Creating a ticketless ticket or putting restrictions on tickets "is the most effective method to keep tickets out of the hands of scalpers," said Brown, who opposes the bill. "The ticketless system levels the playing field.

"I have never seen anything more effective," he said. "I appreciate the intent, but the effect [of this bill] is not going to benefit the fans."

Some teams or performers request paperless tickets to make sure that more fans than scalpers get tickets.

Take the Mumford & Sons concerts to be held in Austin, Dallas and Spring this summer.

The only tickets available are nontransferable electronic Ticketmaster tickets, which require the buyer to present ID and a credit card to get in.

"Had we had this legislation in effect ... Mumford & Sons probably wouldn't have picked Texas," Brown said.

Protecting fans

Daniel, of Broadway Across America, said customers have requested paperless tickets.

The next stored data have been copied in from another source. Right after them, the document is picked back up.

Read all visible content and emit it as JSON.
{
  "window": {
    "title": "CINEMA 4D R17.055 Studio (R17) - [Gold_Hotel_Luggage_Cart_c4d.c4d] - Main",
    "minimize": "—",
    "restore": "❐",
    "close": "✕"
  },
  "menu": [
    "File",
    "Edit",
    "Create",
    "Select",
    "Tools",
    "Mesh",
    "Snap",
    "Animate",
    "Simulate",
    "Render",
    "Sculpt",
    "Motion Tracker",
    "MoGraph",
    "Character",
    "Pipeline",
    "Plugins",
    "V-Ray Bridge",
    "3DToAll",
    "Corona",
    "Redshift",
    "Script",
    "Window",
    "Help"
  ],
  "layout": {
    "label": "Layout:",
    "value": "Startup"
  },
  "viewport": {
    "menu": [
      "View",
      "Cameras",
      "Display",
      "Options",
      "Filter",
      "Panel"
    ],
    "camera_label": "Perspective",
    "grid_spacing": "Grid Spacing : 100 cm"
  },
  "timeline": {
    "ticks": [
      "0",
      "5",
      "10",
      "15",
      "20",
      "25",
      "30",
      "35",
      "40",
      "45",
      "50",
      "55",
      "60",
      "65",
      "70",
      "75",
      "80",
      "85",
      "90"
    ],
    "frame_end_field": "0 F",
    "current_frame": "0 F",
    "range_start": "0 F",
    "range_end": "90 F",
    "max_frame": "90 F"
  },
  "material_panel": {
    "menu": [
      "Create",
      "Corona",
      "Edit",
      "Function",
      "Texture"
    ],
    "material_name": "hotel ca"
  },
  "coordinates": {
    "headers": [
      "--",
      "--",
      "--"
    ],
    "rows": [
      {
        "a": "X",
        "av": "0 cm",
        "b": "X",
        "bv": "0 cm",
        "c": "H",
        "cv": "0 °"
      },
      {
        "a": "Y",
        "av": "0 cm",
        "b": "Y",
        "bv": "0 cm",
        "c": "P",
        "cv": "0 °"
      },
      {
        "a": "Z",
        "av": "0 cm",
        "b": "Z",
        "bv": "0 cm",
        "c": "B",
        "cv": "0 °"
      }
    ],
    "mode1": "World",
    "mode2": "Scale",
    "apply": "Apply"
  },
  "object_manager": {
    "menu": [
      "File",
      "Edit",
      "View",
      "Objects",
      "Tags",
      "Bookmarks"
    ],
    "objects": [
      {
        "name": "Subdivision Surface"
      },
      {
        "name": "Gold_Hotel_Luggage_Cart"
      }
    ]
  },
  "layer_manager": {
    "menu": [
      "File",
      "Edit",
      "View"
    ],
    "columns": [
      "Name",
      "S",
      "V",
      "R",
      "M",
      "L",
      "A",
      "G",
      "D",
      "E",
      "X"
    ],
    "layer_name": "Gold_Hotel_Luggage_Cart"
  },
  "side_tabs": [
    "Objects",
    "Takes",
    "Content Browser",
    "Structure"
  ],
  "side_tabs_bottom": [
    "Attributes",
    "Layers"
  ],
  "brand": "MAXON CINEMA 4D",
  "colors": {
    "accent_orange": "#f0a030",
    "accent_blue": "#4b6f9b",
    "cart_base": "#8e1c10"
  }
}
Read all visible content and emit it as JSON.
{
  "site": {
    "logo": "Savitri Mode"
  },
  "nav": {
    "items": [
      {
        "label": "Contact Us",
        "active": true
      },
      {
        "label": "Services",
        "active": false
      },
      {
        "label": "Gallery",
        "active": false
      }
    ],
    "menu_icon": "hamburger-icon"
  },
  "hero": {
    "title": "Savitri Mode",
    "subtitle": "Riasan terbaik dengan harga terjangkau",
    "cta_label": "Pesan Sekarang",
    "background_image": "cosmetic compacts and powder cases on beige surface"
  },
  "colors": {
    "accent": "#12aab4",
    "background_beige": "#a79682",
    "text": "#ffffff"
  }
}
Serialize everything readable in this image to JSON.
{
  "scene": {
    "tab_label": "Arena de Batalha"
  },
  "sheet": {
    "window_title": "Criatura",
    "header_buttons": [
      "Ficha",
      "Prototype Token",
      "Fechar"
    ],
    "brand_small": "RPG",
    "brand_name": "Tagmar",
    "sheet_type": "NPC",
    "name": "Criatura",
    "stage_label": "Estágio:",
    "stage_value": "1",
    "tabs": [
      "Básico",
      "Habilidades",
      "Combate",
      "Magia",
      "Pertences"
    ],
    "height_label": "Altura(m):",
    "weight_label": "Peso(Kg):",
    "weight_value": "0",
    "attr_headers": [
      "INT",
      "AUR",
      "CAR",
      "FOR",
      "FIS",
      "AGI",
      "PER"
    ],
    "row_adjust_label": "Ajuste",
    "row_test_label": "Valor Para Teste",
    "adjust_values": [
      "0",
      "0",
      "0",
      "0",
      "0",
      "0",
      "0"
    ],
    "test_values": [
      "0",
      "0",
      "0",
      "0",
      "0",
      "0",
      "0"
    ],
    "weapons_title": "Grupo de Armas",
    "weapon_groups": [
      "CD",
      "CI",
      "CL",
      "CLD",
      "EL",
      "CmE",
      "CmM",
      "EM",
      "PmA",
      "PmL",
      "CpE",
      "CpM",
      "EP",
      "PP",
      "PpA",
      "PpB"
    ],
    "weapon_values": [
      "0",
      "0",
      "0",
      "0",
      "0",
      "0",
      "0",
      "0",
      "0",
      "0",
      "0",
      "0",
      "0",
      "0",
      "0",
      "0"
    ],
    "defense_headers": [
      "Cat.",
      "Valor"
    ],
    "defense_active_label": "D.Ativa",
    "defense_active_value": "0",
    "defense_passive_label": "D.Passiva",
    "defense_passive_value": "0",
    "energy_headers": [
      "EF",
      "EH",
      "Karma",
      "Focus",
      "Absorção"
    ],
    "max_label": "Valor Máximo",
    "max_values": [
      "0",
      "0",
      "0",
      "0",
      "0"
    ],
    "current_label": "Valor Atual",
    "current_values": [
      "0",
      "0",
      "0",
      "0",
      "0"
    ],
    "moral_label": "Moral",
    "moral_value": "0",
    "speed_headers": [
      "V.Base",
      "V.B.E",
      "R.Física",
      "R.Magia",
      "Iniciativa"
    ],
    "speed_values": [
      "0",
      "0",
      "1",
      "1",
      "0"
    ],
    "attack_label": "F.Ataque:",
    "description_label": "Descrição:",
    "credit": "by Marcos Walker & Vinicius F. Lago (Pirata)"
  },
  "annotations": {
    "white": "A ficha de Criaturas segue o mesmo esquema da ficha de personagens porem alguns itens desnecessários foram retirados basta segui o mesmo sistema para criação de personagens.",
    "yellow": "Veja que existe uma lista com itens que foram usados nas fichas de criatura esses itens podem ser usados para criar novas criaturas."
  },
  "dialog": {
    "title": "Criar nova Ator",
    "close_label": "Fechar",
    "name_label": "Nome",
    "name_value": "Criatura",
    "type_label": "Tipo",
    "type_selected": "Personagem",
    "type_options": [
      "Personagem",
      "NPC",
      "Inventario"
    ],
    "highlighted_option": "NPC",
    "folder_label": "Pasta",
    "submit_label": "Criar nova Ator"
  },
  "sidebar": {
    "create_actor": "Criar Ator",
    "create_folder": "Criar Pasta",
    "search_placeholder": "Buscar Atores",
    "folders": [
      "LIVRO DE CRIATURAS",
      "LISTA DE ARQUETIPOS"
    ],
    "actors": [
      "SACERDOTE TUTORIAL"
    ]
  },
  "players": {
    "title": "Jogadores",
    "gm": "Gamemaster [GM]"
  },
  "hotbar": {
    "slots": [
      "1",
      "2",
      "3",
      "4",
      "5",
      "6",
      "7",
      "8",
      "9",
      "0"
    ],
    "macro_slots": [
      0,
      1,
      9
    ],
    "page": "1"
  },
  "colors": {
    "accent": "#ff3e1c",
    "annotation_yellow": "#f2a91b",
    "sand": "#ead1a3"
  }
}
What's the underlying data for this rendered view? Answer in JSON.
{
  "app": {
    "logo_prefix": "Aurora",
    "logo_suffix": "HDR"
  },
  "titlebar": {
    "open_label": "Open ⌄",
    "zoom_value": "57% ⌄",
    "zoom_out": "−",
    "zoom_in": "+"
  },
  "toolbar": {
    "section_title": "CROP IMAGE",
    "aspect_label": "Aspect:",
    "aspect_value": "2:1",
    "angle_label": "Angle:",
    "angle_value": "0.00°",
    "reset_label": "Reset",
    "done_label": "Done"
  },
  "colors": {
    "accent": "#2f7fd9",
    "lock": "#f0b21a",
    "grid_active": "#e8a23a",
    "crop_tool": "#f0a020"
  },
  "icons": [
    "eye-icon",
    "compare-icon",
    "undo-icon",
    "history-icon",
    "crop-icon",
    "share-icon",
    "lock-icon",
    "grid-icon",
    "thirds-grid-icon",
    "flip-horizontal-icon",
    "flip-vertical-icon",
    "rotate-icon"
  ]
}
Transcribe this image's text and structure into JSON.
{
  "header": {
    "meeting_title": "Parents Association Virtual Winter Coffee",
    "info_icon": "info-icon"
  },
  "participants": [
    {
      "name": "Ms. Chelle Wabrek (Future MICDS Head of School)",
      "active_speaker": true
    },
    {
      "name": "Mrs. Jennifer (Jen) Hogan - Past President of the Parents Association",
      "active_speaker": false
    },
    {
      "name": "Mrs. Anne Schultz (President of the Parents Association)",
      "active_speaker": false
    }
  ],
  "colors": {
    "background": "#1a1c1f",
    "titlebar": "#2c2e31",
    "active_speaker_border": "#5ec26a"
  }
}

"The theme of this bill is a theme of unintended consequences," he said.

Most venues and performers offer a variety of tickets, many of them on paper and transferable, said Vicki Hawarden, president and CEO of the Coppell-based International Association of Venue Managers, who also opposes Oliveira's bill.

"Our venues have found the best way to protect the fans is ticketless tickets and [tickets left at] will call," she said.

"Our venues have in many ways protected fans."

Staff writer Bill Hanna contributed to this report.